Hardware Analysis
Like in the NV40 article, I'll attempt to describe and then arrange R420's functional groups into a complete rendering pipeline, so you can see how it all fits together.Pixel Shader
I mentioned a little about the pixel shader unit on R420 on page 2, but it's pertinent to cover it again here.The unit is fed by the geometry setup engine, via the Hyper Z unit which may or may not discard pixels before they are fed in.
Shader state is loaded and evaluated, be it the first time into the processor or having been looped around again for further processing, then the shader is run.
Up to five operations per clock can be performed per pixel shader unit, per clock. Those ops are done on two vector ALUs (position and directional components of a pixel), two scalar ALUs (how much to scale a given vector) and a texture ALU does the fifth.
Texturing (using a texture as a source of data, which may or may not be an actual visible picture texture) from the pixel shader is essential for a wide range of effects and graphics techniques.
Each vector ALU can do a three component vector op per clock. Three components means full 3D space processing for each vector (vectors can have an arbitrary number of components/dimensions).
The vector and scalar ALU pairs aren't equal in capability, but ATI are reluctant to reveal what the differences between the are. The entire ALU setup is dual-issue, allowing for the five ops per clock scenario. NV40 can't do a texture address op separate to the other ALU ops, since its main FP32 ALU is the only unit with access to the texture unit, giving R420 a slight performance edge in terms of raw op throughput at the same clocks.
After processing, the fragment output is sent to a combiner unit which sorts/arranges them for further processing.
Vertex Shader
Like NV40, R420 has six vertex processors. Each has a full 128-bit vector ALU and a 32-bit component scalar ALU, for maximum precision when doing scalar calculations.A branch/loop unit can then send vertices back into the pipeline for reprocessing, should the need arise.
Dual ALUs per vertex processor means two ops per clock, per processor, for twelve in total.

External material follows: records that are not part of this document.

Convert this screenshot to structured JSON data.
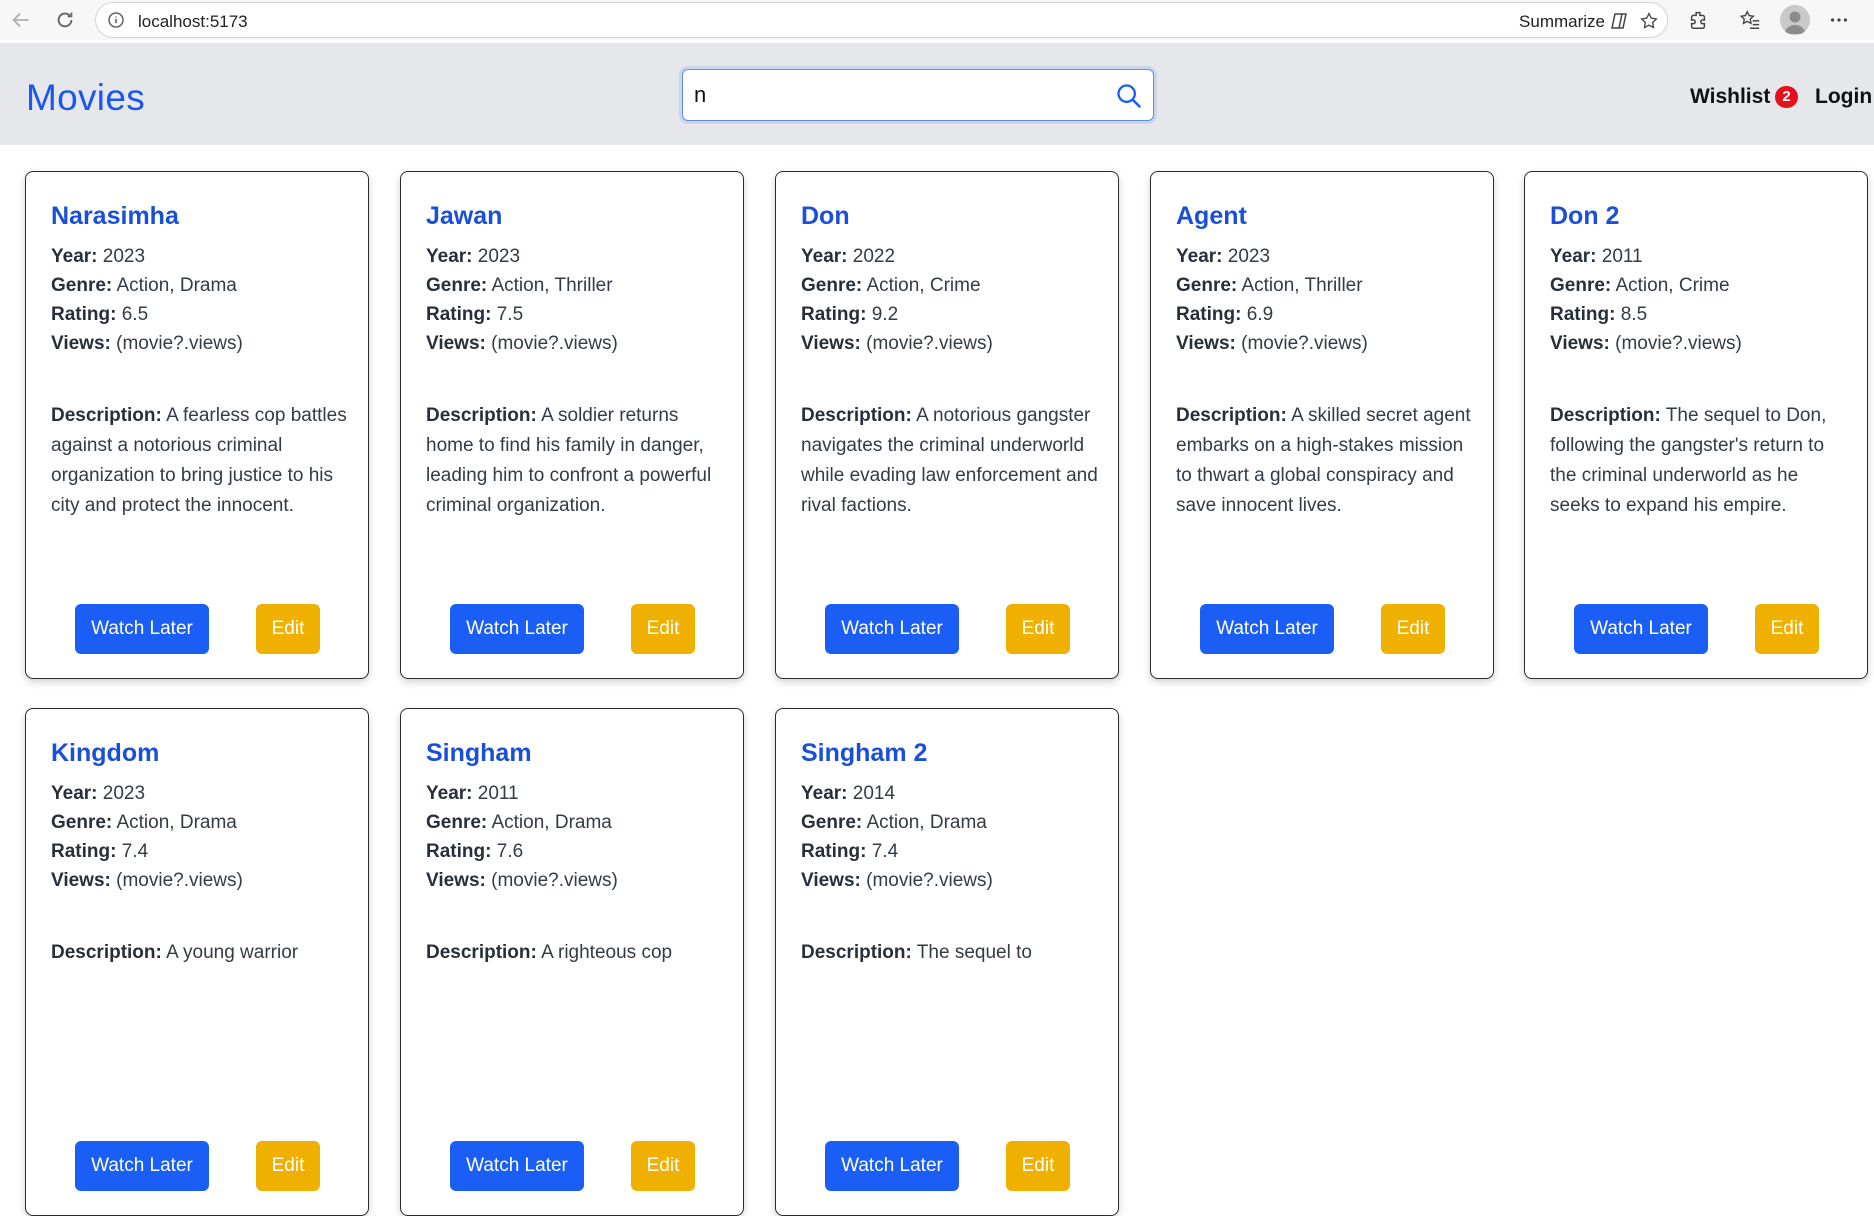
{
  "browser": {
    "url": "localhost:5173",
    "summarize_label": "Summarize",
    "icons": [
      "back-icon",
      "reload-icon",
      "info-icon",
      "copilot-icon",
      "star-icon",
      "extensions-icon",
      "favorites-icon",
      "profile-icon",
      "more-icon"
    ]
  },
  "header": {
    "brand": "Movies",
    "search_value": "n",
    "wishlist_label": "Wishlist",
    "wishlist_count": "2",
    "login_label": "Login"
  },
  "labels": {
    "year": "Year:",
    "genre": "Genre:",
    "rating": "Rating:",
    "views": "Views:",
    "description": "Description:",
    "watch_later": "Watch Later",
    "edit": "Edit"
  },
  "movies": [
    {
      "title": "Narasimha",
      "year": "2023",
      "genre": "Action, Drama",
      "rating": "6.5",
      "views": "(movie?.views)",
      "description": "A fearless cop battles against a notorious criminal organization to bring justice to his city and protect the innocent."
    },
    {
      "title": "Jawan",
      "year": "2023",
      "genre": "Action, Thriller",
      "rating": "7.5",
      "views": "(movie?.views)",
      "description": "A soldier returns home to find his family in danger, leading him to confront a powerful criminal organization."
    },
    {
      "title": "Don",
      "year": "2022",
      "genre": "Action, Crime",
      "rating": "9.2",
      "views": "(movie?.views)",
      "description": "A notorious gangster navigates the criminal underworld while evading law enforcement and rival factions."
    },
    {
      "title": "Agent",
      "year": "2023",
      "genre": "Action, Thriller",
      "rating": "6.9",
      "views": "(movie?.views)",
      "description": "A skilled secret agent embarks on a high-stakes mission to thwart a global conspiracy and save innocent lives."
    },
    {
      "title": "Don 2",
      "year": "2011",
      "genre": "Action, Crime",
      "rating": "8.5",
      "views": "(movie?.views)",
      "description": "The sequel to Don, following the gangster's return to the criminal underworld as he seeks to expand his empire."
    },
    {
      "title": "Kingdom",
      "year": "2023",
      "genre": "Action, Drama",
      "rating": "7.4",
      "views": "(movie?.views)",
      "description": "A young warrior"
    },
    {
      "title": "Singham",
      "year": "2011",
      "genre": "Action, Drama",
      "rating": "7.6",
      "views": "(movie?.views)",
      "description": "A righteous cop"
    },
    {
      "title": "Singham 2",
      "year": "2014",
      "genre": "Action, Drama",
      "rating": "7.4",
      "views": "(movie?.views)",
      "description": "The sequel to"
    }
  ],
  "colors": {
    "brand_blue": "#1a56f0",
    "watch_later_bg": "#1a5ef5",
    "edit_bg": "#efb000",
    "badge_bg": "#e5101c",
    "header_bg": "#e5e7eb"
  }
}
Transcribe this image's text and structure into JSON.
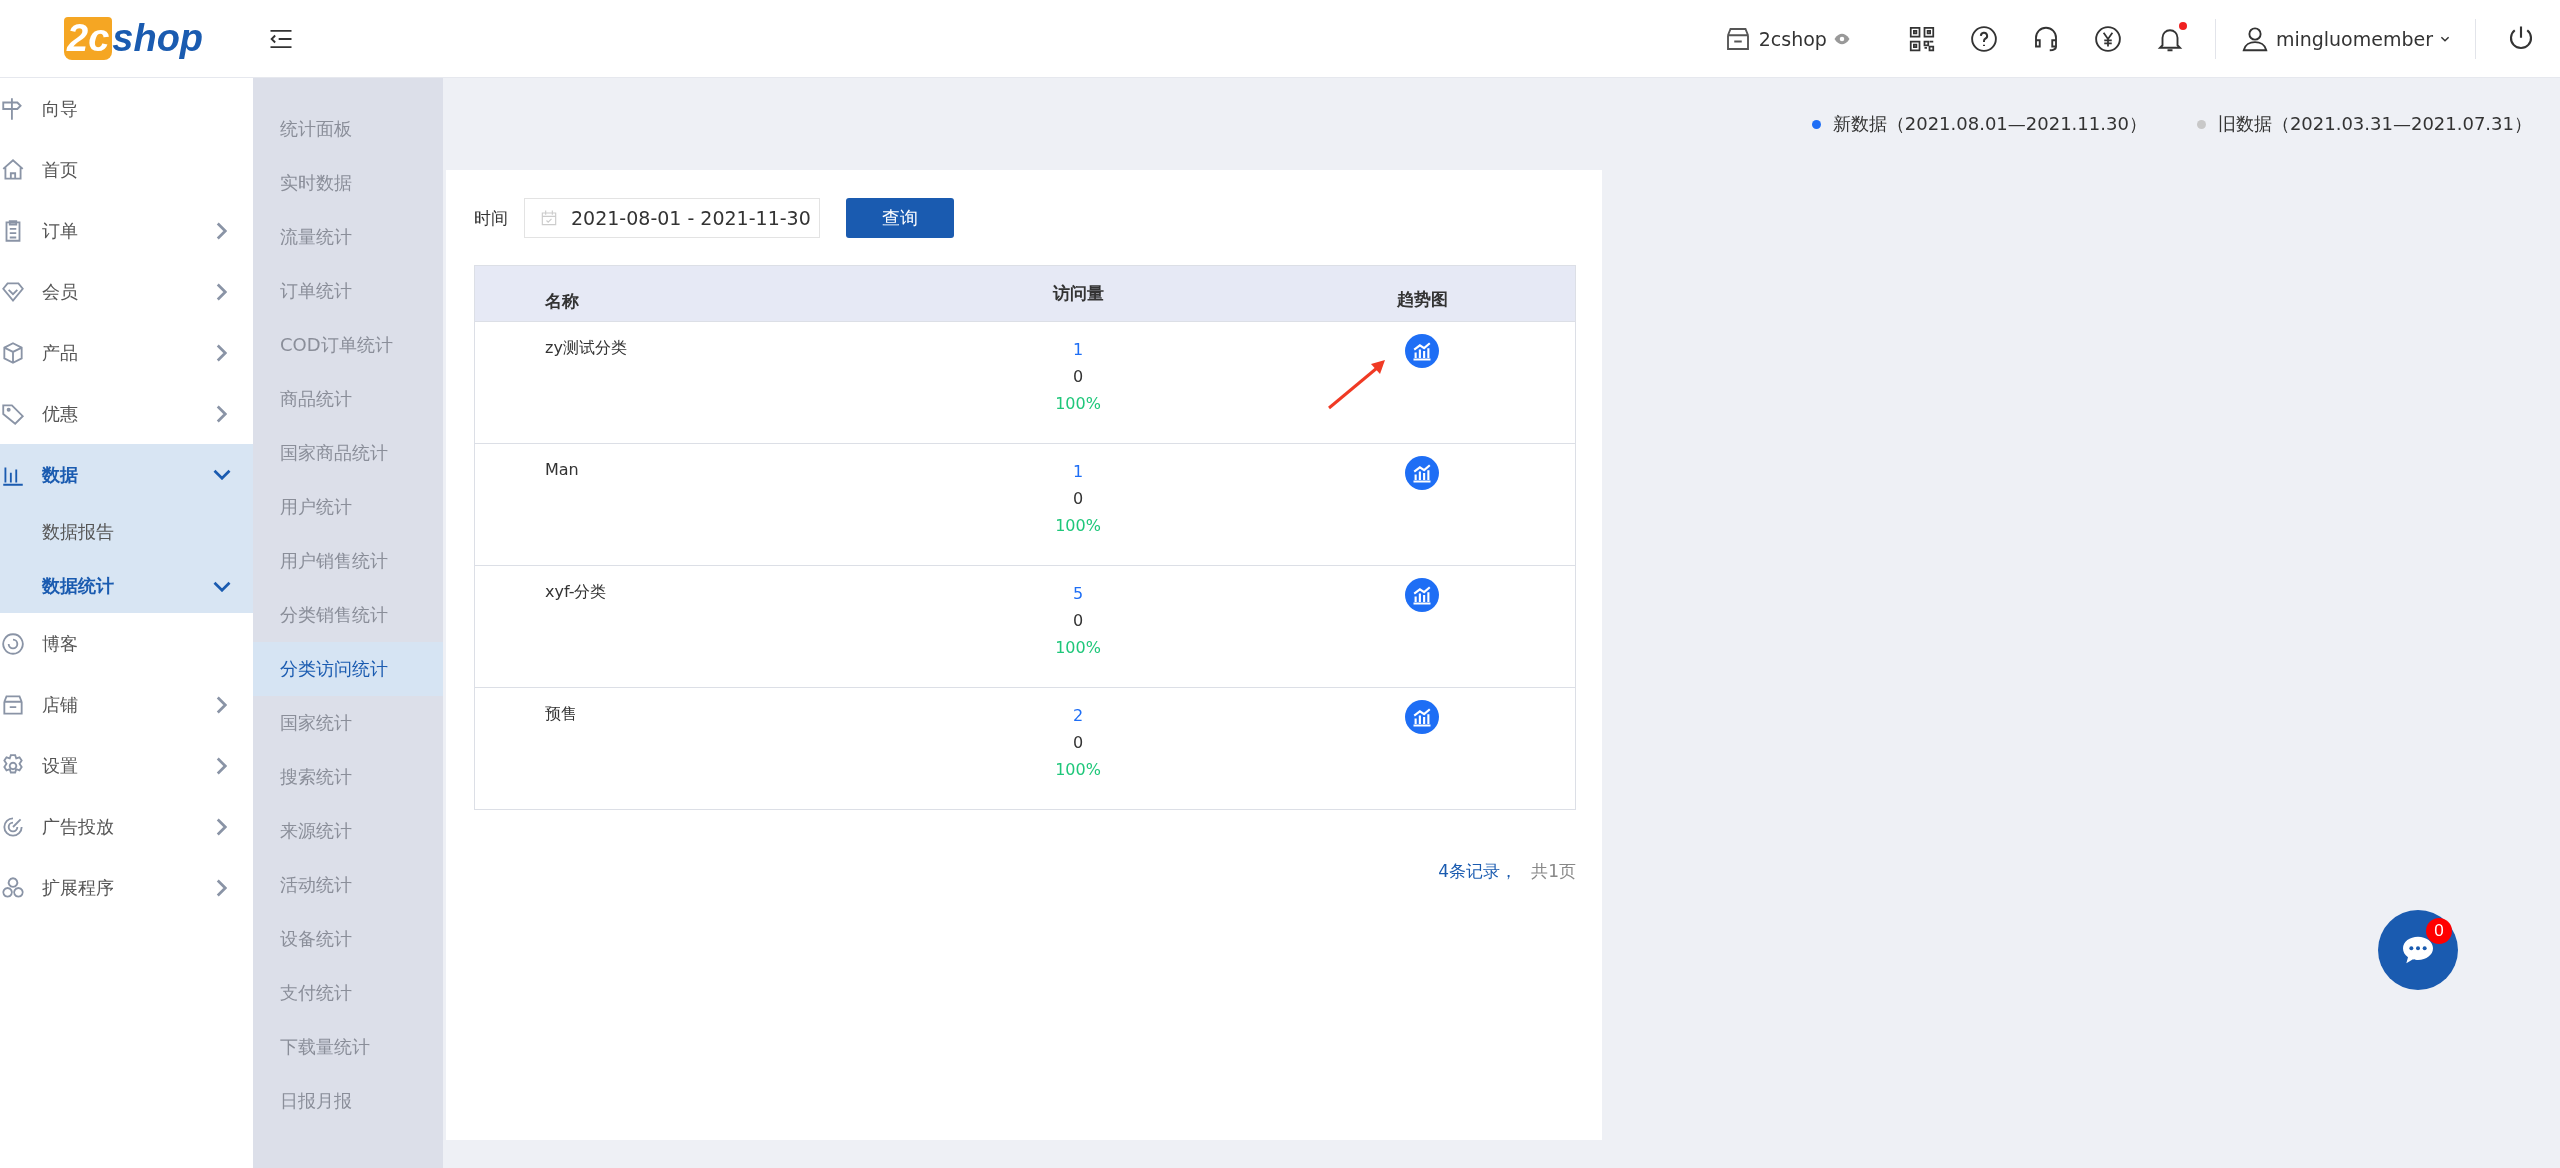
{
  "topbar": {
    "logo": {
      "mark": "2c",
      "name": "shop"
    },
    "store": "2cshop",
    "notifications_unread": true,
    "user": "mingluomember"
  },
  "sidebar": {
    "items": [
      {
        "label": "向导",
        "selected": false
      },
      {
        "label": "首页",
        "selected": false
      },
      {
        "label": "订单",
        "expanded": false,
        "selected": false
      },
      {
        "label": "会员",
        "expanded": false,
        "selected": false
      },
      {
        "label": "产品",
        "expanded": false,
        "selected": false
      },
      {
        "label": "优惠",
        "expanded": false,
        "selected": false
      },
      {
        "label": "数据",
        "expanded": true,
        "selected": true,
        "children": [
          {
            "label": "数据报告",
            "selected": false
          },
          {
            "label": "数据统计",
            "expanded": true,
            "selected": true
          }
        ]
      },
      {
        "label": "博客",
        "selected": false
      },
      {
        "label": "店铺",
        "expanded": false,
        "selected": false
      },
      {
        "label": "设置",
        "expanded": false,
        "selected": false
      },
      {
        "label": "广告投放",
        "expanded": false,
        "selected": false
      },
      {
        "label": "扩展程序",
        "expanded": false,
        "selected": false
      }
    ]
  },
  "subnav": [
    {
      "label": "统计面板",
      "selected": false
    },
    {
      "label": "实时数据",
      "selected": false
    },
    {
      "label": "流量统计",
      "selected": false
    },
    {
      "label": "订单统计",
      "selected": false
    },
    {
      "label": "COD订单统计",
      "selected": false
    },
    {
      "label": "商品统计",
      "selected": false
    },
    {
      "label": "国家商品统计",
      "selected": false
    },
    {
      "label": "用户统计",
      "selected": false
    },
    {
      "label": "用户销售统计",
      "selected": false
    },
    {
      "label": "分类销售统计",
      "selected": false
    },
    {
      "label": "分类访问统计",
      "selected": true
    },
    {
      "label": "国家统计",
      "selected": false
    },
    {
      "label": "搜索统计",
      "selected": false
    },
    {
      "label": "来源统计",
      "selected": false
    },
    {
      "label": "活动统计",
      "selected": false
    },
    {
      "label": "设备统计",
      "selected": false
    },
    {
      "label": "支付统计",
      "selected": false
    },
    {
      "label": "下载量统计",
      "selected": false
    },
    {
      "label": "日报月报",
      "selected": false
    }
  ],
  "legend": [
    {
      "label": "新数据（2021.08.01—2021.11.30）",
      "color": "#1e6ef5"
    },
    {
      "label": "旧数据（2021.03.31—2021.07.31）",
      "color": "#c8c8c8"
    }
  ],
  "filter": {
    "label": "时间",
    "date_range": "2021-08-01 - 2021-11-30",
    "button": "查询"
  },
  "table": {
    "columns": [
      "名称",
      "访问量",
      "趋势图"
    ],
    "rows": [
      {
        "name": "zy测试分类",
        "visits": "1",
        "previous": "0",
        "change": "100%"
      },
      {
        "name": "Man",
        "visits": "1",
        "previous": "0",
        "change": "100%"
      },
      {
        "name": "xyf-分类",
        "visits": "5",
        "previous": "0",
        "change": "100%"
      },
      {
        "name": "预售",
        "visits": "2",
        "previous": "0",
        "change": "100%"
      }
    ]
  },
  "pagination": {
    "records": "4条记录，",
    "pages": "共1页"
  },
  "chat": {
    "badge": "0"
  }
}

Final vertex output is sent to the geometry setup engine. The entire pipeline should now be clear.
How it all fits together
The vertex processors generate vertex data which is fed to the setup engine. The setup engine arranges that generated geometry into polygons, which are assigned their needed colour, depth and texture coordinate data. They are then arranged into tiles of pixels that define each polygon. Those pixel tiles are fed into the Hyper Z unit.Hyper Z, as discussed, will discard pixels (at a maximum rate of 256 per clock) that will never be seen, before passing them to the pixel/fragment shader.
The pixel shader does its work before feeding output fragments to the SmoothVision unit for anti-aliasing and possible colour compression. Any render targets are then combined there before final output into any output buffers.
Output buffers are then displayed on screen, repeat for the next visible frame.